In our analysis, we did not detect obvious biological differences. We did not observe differences in transcript type or ACAs nor did others: no differences in transcript type in relation to age were found in 146 pediatric CML patients, including 30 AYAs [36]. Differences in stem cell biology, bone marrow microenvironment, or signaling pathways could exist since many biologic pathways are triggered by BCR-ABL and are successfully inhibited by TKI therapy [4547] but data to support this in AYAs are still lacking.

Another possible interpretation of the more aggressive features at diagnosis of CML in AYAs could be that younger patients are less frequently transferred to the physician than older ones and only when symptoms are apparent as a consequence of better health and less frequent comorbidities than in older people. As there are no data to support this hypothesis, this remains speculative.

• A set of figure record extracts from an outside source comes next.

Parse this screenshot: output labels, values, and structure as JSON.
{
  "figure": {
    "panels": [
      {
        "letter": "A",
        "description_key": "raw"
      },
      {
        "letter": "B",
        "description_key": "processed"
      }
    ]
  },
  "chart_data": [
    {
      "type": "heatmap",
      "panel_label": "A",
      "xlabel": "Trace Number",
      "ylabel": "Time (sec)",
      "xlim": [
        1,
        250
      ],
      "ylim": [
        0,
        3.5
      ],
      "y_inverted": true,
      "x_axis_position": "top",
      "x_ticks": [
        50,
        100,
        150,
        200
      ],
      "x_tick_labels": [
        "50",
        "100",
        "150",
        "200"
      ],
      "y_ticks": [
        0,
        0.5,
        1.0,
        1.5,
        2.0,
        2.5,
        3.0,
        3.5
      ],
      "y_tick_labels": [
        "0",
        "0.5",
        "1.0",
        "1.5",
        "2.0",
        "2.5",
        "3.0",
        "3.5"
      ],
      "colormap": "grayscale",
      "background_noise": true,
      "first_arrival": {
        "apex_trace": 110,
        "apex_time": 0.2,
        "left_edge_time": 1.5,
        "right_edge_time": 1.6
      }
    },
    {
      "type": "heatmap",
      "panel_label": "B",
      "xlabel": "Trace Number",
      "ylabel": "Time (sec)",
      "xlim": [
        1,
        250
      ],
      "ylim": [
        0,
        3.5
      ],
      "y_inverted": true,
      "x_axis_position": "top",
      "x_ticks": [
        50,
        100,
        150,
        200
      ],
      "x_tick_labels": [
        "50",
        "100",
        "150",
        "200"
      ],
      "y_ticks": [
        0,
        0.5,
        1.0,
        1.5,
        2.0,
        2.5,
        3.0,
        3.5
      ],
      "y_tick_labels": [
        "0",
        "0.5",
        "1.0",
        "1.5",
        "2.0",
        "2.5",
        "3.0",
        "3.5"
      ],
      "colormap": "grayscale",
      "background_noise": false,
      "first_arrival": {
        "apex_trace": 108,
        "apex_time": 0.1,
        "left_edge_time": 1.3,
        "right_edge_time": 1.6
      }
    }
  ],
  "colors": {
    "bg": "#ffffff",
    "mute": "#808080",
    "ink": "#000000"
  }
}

Since the introduction of imatinib, response rates have improved and progression of the disease rarely occurs [48]. Treatment with imatinib explains the high 5-year OS of AYAs in our study (97 %) in comparison to a recently published population-based study in the Netherlands, which started in the pre-imatinib era (1989–2009), in which the 5-year relative survival of AYAs with CML is reported to be 68 % in males and 76 % in females [49].

We conclude that AYAs with CML show features of a more aggressive disease indicating possible biological differences of younger patients that need to be investigated. Also, the higher transcript level at 3 months suggests a worse prognosis of AYAs. Nevertheless, younger patients do well in spite of poorer prognostic indicators.